While Buttons and limping Jim Moore, a man with heavy features, black eyes, and graying hair showing under a frayed Confederate kepi, left to change the team, Red gave Augusta his arm and followed Thurmond and the others inside the station, a spacious log cabin with two small windows to the front that could be shuttered from the inside. Apart from the usual outbuildings, barn, and corral, Abe Patterson had built what he called a redoubt, a crude, sod wall enclosure about eight feet high with timber firing platforms and a single narrow gate. The structure covered about twenty-five hundred square feet of ground and when Apaches were in the area it was manned day and night by Moore’s witless sons Danny and Donnie and a surly hired hand named McKenzie who’d killed a man in El Paso a couple of years before. According to Jim Moore, all three were crack shots with a Winchester, and fear didn’t enter into their thinking, such as it was.

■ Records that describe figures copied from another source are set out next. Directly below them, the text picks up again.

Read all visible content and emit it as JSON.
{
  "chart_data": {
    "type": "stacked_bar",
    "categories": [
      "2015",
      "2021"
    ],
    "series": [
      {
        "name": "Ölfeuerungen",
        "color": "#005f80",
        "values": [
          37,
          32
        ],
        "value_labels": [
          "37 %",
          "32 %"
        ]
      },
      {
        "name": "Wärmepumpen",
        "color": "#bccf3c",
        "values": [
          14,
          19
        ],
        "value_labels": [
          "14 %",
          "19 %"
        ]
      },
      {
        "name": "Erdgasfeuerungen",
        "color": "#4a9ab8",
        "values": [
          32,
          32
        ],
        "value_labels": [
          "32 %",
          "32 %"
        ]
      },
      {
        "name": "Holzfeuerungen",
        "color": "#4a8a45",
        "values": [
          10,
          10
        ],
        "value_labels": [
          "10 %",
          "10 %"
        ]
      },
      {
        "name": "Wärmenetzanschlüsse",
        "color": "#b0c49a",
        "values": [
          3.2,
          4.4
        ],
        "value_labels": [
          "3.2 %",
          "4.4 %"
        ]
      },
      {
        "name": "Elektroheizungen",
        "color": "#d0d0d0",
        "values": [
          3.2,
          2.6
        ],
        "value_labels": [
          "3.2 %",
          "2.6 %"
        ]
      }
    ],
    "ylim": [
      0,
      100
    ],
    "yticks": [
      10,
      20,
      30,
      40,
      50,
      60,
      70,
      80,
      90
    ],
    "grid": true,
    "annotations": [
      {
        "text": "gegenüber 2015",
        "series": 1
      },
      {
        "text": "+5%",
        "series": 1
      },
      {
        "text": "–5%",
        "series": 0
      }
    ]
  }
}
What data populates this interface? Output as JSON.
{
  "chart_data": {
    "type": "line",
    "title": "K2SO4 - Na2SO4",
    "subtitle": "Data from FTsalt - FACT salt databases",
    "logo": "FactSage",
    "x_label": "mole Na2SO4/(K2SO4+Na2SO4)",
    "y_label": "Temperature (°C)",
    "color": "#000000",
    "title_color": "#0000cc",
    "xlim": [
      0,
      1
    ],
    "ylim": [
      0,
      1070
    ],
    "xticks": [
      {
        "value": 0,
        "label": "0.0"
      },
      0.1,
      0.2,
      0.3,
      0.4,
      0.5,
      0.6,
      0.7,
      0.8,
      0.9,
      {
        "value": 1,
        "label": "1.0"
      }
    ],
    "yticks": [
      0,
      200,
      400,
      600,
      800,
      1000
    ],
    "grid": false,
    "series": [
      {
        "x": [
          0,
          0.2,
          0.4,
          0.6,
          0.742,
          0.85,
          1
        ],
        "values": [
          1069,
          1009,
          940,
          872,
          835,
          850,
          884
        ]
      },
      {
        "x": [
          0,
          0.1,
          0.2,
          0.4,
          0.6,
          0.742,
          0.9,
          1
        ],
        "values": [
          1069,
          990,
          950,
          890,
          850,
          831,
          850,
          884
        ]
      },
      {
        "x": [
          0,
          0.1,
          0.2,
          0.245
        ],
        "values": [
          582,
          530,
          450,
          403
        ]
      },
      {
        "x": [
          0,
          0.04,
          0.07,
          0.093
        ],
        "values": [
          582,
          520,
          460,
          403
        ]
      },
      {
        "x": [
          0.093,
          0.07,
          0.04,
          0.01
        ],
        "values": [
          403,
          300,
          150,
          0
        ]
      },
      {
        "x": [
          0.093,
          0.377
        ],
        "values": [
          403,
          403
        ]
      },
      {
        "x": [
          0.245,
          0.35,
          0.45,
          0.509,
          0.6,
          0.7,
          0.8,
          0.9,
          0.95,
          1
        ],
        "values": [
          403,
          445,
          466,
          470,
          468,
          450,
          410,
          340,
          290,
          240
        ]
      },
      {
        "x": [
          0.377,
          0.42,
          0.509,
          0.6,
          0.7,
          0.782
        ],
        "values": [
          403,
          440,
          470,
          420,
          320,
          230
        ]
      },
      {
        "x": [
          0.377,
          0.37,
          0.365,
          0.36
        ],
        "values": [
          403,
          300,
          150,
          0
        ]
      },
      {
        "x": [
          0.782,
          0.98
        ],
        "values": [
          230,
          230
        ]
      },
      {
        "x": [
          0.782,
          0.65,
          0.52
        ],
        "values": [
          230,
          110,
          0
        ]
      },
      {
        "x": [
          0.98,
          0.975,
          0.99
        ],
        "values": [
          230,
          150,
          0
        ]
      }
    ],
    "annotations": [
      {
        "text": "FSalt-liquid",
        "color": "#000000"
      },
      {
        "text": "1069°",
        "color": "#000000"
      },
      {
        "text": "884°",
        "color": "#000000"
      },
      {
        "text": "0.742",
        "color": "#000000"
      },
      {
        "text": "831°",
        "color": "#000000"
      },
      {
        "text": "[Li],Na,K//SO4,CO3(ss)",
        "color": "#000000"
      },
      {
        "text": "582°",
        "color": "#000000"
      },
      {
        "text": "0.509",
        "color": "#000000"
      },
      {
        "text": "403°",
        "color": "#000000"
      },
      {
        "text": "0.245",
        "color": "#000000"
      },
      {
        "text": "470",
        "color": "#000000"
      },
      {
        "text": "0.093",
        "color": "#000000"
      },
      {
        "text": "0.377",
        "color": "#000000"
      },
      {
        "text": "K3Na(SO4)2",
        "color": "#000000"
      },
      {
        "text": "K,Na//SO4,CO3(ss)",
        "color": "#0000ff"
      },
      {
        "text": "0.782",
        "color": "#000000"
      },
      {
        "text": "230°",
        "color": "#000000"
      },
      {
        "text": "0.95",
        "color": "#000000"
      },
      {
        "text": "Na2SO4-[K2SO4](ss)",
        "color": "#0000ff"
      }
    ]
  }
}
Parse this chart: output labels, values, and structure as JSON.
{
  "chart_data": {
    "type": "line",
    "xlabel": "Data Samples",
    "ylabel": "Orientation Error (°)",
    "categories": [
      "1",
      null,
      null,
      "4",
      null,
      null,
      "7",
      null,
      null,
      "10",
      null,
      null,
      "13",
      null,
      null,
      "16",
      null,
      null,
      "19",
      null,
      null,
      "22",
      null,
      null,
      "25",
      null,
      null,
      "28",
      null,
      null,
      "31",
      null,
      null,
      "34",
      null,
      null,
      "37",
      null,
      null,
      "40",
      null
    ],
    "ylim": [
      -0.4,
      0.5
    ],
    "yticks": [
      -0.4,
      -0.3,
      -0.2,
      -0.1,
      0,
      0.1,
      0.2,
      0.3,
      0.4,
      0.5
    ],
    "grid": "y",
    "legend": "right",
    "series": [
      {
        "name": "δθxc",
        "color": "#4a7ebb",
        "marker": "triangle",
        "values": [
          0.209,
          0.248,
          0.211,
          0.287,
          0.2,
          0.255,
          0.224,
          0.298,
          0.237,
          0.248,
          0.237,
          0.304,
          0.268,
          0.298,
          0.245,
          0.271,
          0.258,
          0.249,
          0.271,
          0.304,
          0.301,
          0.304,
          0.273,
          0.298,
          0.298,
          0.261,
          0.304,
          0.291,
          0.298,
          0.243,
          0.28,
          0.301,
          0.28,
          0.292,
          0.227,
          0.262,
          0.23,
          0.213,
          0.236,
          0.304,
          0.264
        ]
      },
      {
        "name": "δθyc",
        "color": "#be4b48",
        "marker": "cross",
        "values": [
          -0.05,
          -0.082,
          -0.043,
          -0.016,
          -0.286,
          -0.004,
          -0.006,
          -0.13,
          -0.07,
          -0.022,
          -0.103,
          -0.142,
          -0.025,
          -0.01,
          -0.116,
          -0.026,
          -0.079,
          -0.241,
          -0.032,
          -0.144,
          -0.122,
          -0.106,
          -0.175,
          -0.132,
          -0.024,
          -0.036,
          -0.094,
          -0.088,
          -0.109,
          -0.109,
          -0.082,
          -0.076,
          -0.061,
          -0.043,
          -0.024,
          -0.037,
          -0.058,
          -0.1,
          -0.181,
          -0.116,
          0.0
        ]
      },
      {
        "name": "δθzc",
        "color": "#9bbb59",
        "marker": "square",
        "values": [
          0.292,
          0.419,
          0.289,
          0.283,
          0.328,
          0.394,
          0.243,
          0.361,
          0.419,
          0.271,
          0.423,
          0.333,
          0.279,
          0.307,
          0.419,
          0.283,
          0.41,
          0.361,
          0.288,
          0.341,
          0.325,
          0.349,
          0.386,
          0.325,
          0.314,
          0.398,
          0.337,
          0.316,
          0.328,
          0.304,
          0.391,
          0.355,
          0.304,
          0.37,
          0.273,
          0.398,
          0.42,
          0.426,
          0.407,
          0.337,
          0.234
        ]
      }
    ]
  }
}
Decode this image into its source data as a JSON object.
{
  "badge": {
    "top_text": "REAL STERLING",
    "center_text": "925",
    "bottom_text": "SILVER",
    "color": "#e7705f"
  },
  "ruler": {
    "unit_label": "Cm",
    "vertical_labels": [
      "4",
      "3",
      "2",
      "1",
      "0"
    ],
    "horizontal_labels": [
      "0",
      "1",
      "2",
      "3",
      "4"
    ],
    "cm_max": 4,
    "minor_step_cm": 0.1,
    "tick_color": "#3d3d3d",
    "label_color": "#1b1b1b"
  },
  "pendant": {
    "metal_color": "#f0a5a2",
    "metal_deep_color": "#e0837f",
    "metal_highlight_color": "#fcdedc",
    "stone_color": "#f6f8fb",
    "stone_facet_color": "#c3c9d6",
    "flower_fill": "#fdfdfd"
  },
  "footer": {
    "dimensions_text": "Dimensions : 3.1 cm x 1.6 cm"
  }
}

Abe Patterson’s plan was that in the event of an Indian attack, the occupants would leave the main cabin, man the redoubt, and run up the Patterson and Son Stage and Express Company flag, a green and gold quartered banner, the colors of his coat of arms.
So far, the plan had not been put to the test, and Jim Moore hoped it would remain that way.
When Red and Augusta stepped inside, the two long dining tables were occupied, the one to the left by the four monks, the other by Smiler Thurmond and his men. The monks sat in silence, hoods pulled over their faces, and Chris Mercer, small and insignificant, sat alone.
Beyond the tables, at the far wall, was a stone fireplace burn
ing logs, fronted by wrought iron stands that held a variety of pots, fry pans, a kettle, and a large, sooty coffeepot. Gertrude Moore busied herself frying bacon and stirring beans, and the biscuits cooking in a cast iron skillet smelled a little scorched.
“Hey, Ryan, bring the lady over here and sit with us,” Thurmond said. He nodded in the direction of the four silent monks. “You won’t get much conversation over there.”
“Or there,” Ollie Barnes said, his eyes moving to Mercer. Then he called out, “Hey, mister, don’t I know you?”
Hayden McKenzie sat at the end of a table, forking beans into his mouth. “You don’t know me,” he said.
“I swear, I seen you afore somewhere,” Barnes said.
“You ain’t seen me anywhere,” McKenzie said.
“Y’all sure about that?” Barnes said. “Didn’t I have trouble with you one time?”
McKenzie’s sullen expression didn’t change, but he remained silent.
“Ollie, leave the man be,” Thurmond said. “He doesn’t know you.” He stood for Augusta Addington and, with a certain amount of Southern charm, said, “Please be seated, ma’am and allow us to delight in your company. I’m sure you’ll prove to be a sweet distraction.”
“You are very gallant, sir,” Augusta said. “Y’all hush now, you’re making me blush. Mercy me, I almost feel that I’m back in New Orleans.” She sat, her petticoats rustling, and watching her, Red Ryan marveled that she’d already spent three hours in a hot, dusty stage but still looked fresh and pretty and smelled of French perfume.
Mrs. Moore served up food, bacon, beans and slightly scorched on the bottom biscuits. A devout Catholic, she attended to the monks first and asked for their blessing, which, after some hesitation on the brothers’ part, she duly received, four strong hands making signs of the cross in the air.
As a top-class hired gun, Smiler Thurmond had spent time around the rich and powerful, men and women with airs and manners above his station. He was a quick learner and so with some sophistication talked to Augusta about trivial things and told her stories that made her laugh, leaving Red to sit in silence, feeling like a tongue-tied rube.